Как монтировать в стиле Годара, не видев ни одного фильма Годара?
Как монтировать в стиле Годара, не видев ни одного фильма Годара?
В 1962 году я снимал на «Мосфильме» короткометражку «Каменные километры». Пригласил Андрея посмотреть снятый материал. В зал пришли оба Андрея. После просмотра они настоятельно посоветовали монтировать этот материал в стиле Годара. «Обязательно в стиле Годара», — сказали. И ушли.

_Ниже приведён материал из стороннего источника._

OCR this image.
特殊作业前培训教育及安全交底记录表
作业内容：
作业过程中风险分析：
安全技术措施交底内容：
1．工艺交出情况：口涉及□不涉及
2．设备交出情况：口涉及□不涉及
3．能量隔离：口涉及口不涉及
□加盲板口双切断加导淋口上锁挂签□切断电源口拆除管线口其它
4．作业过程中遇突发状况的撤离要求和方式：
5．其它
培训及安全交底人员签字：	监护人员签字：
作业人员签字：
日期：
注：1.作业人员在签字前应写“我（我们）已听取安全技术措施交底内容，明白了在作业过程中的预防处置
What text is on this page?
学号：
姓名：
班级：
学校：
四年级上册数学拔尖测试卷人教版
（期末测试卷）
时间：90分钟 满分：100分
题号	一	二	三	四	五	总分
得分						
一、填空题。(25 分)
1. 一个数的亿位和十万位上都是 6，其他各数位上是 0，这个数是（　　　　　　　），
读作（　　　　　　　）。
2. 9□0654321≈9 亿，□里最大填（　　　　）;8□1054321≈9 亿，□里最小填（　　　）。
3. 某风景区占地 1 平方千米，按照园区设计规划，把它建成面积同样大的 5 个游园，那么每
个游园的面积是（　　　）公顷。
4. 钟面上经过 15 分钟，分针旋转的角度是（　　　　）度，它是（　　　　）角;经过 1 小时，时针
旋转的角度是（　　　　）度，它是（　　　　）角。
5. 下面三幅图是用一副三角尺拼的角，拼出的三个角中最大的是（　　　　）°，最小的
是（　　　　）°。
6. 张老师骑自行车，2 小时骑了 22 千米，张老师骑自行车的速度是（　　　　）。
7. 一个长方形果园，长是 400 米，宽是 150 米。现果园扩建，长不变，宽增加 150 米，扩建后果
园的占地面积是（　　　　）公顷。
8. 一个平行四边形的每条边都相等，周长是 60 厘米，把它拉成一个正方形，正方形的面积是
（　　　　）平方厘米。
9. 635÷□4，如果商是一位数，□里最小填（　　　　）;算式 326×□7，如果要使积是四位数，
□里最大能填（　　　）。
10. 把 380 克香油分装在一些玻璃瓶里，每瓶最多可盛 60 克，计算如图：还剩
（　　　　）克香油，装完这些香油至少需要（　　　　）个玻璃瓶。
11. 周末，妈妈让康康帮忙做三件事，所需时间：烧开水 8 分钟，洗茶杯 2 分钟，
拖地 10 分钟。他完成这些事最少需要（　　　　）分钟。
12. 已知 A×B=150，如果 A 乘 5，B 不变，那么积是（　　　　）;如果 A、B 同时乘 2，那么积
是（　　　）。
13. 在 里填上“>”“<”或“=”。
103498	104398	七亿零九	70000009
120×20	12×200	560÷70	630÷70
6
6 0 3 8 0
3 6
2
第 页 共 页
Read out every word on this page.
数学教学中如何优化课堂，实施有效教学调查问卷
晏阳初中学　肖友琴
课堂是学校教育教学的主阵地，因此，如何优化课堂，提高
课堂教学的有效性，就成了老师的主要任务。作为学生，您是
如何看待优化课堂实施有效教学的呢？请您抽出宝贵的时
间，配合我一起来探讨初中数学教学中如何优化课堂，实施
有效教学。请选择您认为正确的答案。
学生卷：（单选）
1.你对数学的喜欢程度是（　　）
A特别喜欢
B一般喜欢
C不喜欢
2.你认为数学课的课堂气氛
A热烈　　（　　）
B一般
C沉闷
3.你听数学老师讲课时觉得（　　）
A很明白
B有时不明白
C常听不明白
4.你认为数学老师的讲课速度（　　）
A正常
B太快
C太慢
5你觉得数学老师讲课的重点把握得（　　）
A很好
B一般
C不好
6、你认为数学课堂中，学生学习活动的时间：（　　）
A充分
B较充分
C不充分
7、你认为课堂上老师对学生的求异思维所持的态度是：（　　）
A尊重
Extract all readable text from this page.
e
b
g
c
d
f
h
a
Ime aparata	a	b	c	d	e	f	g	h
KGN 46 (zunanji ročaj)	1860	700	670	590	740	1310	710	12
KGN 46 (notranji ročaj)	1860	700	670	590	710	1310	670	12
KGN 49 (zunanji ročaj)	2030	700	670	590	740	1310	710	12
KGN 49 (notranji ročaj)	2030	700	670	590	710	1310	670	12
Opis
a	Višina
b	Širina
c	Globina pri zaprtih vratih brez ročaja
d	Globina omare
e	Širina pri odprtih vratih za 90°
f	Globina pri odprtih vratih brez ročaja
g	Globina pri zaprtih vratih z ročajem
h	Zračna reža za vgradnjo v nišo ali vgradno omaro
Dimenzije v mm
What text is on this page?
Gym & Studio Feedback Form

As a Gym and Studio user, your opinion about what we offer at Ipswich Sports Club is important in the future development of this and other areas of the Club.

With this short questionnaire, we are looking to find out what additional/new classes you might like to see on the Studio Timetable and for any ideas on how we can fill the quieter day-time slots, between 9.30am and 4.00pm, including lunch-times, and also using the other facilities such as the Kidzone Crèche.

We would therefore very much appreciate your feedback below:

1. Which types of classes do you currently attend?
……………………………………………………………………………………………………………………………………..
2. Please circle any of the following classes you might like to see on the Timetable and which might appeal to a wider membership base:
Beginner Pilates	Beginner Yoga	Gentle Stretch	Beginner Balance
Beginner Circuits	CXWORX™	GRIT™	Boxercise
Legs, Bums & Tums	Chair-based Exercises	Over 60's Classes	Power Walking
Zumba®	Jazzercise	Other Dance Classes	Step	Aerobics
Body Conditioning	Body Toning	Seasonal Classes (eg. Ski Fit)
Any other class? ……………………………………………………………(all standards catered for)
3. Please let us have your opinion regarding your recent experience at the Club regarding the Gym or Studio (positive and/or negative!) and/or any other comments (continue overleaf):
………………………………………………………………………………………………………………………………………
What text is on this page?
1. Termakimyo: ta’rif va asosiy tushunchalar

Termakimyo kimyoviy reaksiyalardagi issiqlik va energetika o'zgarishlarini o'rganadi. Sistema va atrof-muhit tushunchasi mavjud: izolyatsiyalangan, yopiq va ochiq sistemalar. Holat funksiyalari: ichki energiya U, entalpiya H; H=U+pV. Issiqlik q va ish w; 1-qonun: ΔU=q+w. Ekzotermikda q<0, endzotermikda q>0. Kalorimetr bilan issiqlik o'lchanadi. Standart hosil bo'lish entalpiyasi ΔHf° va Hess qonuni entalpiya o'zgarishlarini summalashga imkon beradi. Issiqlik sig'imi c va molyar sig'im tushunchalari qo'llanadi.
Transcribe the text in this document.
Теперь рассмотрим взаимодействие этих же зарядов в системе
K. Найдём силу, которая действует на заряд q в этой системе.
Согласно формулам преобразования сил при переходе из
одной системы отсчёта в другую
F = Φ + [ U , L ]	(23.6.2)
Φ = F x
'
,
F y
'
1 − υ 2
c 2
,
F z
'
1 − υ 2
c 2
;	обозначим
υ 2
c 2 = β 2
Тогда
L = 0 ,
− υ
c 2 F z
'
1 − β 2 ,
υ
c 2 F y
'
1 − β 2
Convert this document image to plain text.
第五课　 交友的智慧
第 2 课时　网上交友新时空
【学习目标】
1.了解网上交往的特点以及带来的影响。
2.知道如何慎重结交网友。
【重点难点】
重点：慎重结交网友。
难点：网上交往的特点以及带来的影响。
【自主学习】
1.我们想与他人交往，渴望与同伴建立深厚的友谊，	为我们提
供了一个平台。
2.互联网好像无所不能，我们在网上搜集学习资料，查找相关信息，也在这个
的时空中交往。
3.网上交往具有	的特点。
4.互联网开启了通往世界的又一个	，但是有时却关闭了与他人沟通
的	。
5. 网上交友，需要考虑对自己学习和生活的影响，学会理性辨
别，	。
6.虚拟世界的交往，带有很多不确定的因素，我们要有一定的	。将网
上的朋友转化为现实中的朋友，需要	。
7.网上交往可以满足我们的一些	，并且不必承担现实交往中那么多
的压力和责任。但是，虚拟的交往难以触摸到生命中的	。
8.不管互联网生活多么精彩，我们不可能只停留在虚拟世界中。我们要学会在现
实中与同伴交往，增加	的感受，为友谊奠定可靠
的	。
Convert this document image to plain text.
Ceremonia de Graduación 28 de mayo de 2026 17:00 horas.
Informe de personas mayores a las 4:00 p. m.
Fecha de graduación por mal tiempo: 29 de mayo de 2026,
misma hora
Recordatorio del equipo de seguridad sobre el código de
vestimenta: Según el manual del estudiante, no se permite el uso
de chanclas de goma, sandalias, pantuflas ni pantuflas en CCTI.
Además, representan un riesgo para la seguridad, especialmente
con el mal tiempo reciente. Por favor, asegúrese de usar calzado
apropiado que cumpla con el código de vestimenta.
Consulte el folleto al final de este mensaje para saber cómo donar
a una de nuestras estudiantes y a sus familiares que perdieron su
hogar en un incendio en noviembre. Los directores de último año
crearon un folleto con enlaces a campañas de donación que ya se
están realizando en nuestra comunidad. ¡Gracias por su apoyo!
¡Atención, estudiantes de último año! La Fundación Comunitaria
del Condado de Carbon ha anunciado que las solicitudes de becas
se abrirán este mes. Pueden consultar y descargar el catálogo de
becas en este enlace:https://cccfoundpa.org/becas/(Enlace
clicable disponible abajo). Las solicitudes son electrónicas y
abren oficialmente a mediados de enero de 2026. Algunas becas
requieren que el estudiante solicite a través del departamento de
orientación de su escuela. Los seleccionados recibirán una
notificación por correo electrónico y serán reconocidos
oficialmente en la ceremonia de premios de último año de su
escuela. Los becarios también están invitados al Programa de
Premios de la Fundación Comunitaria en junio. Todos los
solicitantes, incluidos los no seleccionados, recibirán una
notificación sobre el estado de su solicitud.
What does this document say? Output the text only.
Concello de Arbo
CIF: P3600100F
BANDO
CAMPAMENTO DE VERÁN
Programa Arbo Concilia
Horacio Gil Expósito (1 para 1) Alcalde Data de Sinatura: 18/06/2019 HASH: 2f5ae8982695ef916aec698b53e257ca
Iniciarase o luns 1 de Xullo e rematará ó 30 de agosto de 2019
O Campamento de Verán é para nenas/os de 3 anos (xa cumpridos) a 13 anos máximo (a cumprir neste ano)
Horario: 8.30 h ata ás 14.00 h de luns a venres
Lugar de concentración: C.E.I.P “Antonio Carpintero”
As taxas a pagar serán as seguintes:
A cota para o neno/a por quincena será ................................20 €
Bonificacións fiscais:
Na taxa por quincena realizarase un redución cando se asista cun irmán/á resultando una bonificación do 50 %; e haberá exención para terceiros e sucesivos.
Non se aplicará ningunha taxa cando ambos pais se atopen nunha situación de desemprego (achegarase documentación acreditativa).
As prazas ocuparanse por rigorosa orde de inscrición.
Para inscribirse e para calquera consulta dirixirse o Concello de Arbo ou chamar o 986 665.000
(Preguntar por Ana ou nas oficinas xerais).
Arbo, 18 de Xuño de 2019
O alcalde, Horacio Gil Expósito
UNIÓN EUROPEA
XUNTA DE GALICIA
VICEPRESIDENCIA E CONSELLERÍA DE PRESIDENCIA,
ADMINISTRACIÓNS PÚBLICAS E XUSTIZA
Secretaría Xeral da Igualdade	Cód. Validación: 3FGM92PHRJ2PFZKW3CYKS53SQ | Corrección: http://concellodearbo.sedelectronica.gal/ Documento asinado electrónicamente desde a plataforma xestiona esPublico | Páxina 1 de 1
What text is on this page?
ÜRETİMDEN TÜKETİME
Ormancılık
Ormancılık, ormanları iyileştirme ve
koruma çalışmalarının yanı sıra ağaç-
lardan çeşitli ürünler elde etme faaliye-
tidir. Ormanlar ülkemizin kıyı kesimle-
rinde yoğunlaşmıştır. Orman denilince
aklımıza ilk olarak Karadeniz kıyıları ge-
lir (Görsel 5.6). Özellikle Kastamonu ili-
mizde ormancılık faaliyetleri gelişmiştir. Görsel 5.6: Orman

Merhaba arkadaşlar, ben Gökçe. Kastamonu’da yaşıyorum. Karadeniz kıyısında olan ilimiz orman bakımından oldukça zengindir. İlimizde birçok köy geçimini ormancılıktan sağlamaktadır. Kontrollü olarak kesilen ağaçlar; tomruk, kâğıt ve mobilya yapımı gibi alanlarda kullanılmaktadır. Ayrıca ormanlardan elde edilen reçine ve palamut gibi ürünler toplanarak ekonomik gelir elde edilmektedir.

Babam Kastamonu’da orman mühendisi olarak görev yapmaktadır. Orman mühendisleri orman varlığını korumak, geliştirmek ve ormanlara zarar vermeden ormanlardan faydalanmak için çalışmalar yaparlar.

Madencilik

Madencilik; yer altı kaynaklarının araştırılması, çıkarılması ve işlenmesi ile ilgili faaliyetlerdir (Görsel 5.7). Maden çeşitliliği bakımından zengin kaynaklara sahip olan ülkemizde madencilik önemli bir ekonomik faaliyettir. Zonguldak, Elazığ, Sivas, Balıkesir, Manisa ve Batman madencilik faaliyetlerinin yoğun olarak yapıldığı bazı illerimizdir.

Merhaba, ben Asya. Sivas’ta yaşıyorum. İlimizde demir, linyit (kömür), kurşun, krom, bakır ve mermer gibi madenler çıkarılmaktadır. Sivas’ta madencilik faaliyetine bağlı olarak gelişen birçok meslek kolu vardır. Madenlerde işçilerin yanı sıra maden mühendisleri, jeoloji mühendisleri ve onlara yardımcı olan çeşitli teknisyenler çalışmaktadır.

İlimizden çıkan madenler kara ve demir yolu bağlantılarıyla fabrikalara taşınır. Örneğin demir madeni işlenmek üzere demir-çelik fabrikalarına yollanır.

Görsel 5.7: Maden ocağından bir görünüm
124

Фильмов Годара я в то время не видел, они были недоступны для просмотра большинству советских режиссеров. Годар был гошистом, «левым». Ромм, снимая в Париже эпизоды своей картины «А все-таки я верю», встречался с Годаром в университете Нантера, спорил с его политическим «левачеством», но не касался киноязыка этого выдающегося режиссера. Однако Годар в Париже, а мы в Москве. Его картины есть только в Белых Столбах, в киноархиве, и показывают их лишь привилегированным режиссерам, и то не всем. Тарковскому и Кончаловскому показывают: у них венецианские награды, за ними высокий статус Михалкова-папы. Оба Андрея пересмотрели Куросаву и Мидзогути, Бунюэля и Брессона, французскую «новую волну», усвоили приемы и находки этих мастеров. Правда, в Домах кино обеих столиц и в писательских домах на закрытых просмотрах можно было в эти годы увидеть польское, шведское и британское кино, так что более или менее полная информация о развитии кино в Риме, Париже, Стокгольме, Лондоне и Варшаве все-таки поступала, а значит, возникали и естественные взаимовлияния.
В этом смысле время было благосклонно к Тарковскому и его поколению. Одни только имена: Вадим Юсов, Герман Лавров, Георгий Рерберг, Михаил Ромадин, Александр Боим, Николай Двигубский — говорят о многом. О Коле Двигубском, его звали на французский лад Николя, пишу потому, что он приехал из Парижа. Это давало надежду, что времена смягчаются, что Запад и Восток ждет примирение, но не вышло. Через несколько лет Двигубский вернулся во Францию.
На Двигубского было приятно смотреть — по-русски курносый, красивый и, мне казалось, очень чистый и, главное, верующий молодой человек, что по тем временам было большой редкостью. Он был родом из старой эмигрантской семьи и так естественно вписался в избранный круг, как будто именно его там и не хватало.
Время шестидесятых, время взлета искусства, порождало чувство избранничества, ощущение себя талантом, даже гением. Об этом пишет Сергей Довлатов, говоря об «андеграунде». Он сам и круг его «гениев» не опускались до дешевого конформизма, не печатали халтуру ради денег, зарабатывая на жизнь службой дворницкой и прочей. Довлатов и круг людей искусства, о котором он пишет, далеко не единственные в этом роде. Московские гении того времени, правда, не работали в подвалах или дворниками. Московские таланты пребывали по большей части в интеллигентской среде, и чаще — в состоятельной. Отсюда возможность посещать ресторан, все тот же «Националь» — не для купеческих разгулов, а как бы по-парижски: просто вкусно пообедать, провести время с приятными людьми — художниками, скульпторами, музыкантами. Иные скажут — вели богемный образ жизни. Да нет же, нормальный образ жизни, где молодость и красота, искусство и поиски искусства, его открытия — все сливается в единый поток. Так и должно быть. Это отчасти по-пушкински: и веселье, и женщины, и искусство. Сколько было дискуссий, обмена мнений о просмотренных фильмах, выставках, сколько открытий и неожиданных наблюдений! И сколько додумывалось потом в одиночку. И все отозвалось, оставило след — в «Катке и скрипке», в «Первом учителе», в дебютах Ларисы Шепитько, Андрея Смирнова, в работах других режиссеров и операторов.